More on ROI and the Economics of Cloud Based Services

InformationWeek::Analytics issued a report earlier this month entitled, "Cloud ROI: Calculating Costs, Benefits, Returns," which compares the costs of acquiring hardware and the costs of utilizing cloud based services and the associated ROI. While the basic analysis of the costs makes sense, the comparison is flawed: the difference between the two is cost savings, not ROI.

The spreadsheet attached to the report is fairly straightforward. All costs involved in the acquisition of capital assets vs. leased assets (i.e., on demand) and the related costs are listed and compared. A present value calculation is performed to show the total cost of ownership over a number of years. It is evident that cloud based services are cheaper than acquiring capital assets for the same purpose. This forms the basis for the ROI calculation but the report never actually calculates the ROI; it gives the reader just enough information to be misinformed...
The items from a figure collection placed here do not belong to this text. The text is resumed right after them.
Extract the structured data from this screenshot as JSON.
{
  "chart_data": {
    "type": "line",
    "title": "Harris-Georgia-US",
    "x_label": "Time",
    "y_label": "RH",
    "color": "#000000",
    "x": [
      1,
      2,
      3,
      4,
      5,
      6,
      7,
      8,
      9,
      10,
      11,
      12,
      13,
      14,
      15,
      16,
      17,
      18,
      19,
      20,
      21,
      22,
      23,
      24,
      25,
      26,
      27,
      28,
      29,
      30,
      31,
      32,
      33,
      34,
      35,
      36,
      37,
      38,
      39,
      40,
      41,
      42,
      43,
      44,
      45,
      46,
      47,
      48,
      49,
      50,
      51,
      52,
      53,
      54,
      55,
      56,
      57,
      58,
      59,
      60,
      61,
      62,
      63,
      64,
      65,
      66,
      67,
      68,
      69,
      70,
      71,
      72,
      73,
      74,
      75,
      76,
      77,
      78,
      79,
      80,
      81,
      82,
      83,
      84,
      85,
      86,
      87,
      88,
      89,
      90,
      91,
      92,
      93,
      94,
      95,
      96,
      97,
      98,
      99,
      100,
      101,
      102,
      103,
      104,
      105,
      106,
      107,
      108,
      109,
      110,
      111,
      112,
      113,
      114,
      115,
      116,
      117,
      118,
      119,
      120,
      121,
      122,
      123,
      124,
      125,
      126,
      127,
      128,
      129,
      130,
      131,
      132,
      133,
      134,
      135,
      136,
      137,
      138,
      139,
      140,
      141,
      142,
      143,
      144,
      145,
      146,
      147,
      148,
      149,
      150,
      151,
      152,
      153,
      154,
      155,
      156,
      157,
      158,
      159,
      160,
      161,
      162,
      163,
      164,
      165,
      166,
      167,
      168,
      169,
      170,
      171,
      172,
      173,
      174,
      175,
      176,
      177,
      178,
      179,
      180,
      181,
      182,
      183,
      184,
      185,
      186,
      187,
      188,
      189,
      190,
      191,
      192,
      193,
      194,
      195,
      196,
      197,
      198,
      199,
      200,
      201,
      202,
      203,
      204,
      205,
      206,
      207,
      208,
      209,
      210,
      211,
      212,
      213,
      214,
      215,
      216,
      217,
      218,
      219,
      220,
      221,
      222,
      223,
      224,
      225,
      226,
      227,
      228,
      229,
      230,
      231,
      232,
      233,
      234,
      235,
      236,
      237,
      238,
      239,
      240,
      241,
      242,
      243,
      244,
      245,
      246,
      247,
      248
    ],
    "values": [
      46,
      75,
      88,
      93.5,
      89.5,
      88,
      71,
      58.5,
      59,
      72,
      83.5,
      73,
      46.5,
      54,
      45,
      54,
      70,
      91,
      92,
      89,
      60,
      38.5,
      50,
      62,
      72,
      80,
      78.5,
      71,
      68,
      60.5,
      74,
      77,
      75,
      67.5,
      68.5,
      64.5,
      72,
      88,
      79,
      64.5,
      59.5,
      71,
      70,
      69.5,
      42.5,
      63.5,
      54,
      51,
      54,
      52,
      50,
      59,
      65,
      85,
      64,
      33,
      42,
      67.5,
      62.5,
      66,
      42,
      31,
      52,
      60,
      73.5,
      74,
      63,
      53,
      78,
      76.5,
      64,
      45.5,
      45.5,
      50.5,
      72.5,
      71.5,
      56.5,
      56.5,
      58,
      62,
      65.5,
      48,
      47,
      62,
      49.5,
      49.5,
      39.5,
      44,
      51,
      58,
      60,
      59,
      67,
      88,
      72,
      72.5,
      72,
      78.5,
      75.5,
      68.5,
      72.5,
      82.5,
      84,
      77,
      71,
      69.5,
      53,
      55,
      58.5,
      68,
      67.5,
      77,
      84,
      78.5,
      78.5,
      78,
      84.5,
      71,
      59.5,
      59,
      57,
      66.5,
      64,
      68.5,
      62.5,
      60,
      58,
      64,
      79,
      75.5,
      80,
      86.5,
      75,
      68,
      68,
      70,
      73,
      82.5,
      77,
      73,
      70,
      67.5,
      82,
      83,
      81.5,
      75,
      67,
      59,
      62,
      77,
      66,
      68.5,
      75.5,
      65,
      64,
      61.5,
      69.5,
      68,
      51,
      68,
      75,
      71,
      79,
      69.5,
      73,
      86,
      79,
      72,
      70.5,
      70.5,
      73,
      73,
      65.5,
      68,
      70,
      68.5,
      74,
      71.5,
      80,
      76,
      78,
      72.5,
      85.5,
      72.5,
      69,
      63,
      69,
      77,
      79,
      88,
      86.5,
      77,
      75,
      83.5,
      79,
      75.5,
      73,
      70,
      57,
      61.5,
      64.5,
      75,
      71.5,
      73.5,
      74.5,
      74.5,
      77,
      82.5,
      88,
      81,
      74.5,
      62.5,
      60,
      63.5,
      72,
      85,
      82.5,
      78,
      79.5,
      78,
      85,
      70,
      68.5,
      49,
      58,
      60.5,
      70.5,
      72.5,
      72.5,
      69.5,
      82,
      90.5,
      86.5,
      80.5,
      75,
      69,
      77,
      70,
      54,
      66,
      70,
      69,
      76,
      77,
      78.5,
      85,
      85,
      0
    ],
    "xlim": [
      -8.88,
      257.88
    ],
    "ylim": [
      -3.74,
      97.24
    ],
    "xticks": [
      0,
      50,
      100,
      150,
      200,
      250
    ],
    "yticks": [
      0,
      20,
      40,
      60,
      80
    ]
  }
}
To make the numbers make more sense, the report needs to add a revenue stream. That revenue stream would allow the reader to find the breakeven point. And, if there was enough time, the report could go further and examine the impact of asset lifecycle and the replacement of capital assets versus using leased assets over time. In this case we would see the economic value of using assets on demand instead of acquiring them.

The one statement, from Lew Moorman, Chief Strategy Officer of Rackspace, with which I agree is that organizations need to evaluate how to make cloud based services fit into their IT service catalog rather than whether they can save money by migrating everything into the cloud. The latter discussion is probably not going to be very productive since not all services can be or should be moved into the cloud though, financially, it might make perfect sense. IT and Finance often butt heads.

In previous posts (here and here) I discussed ROI of Cloud Based Services and how it is often confused for cost savings, touching briefly on the concept of breakeven.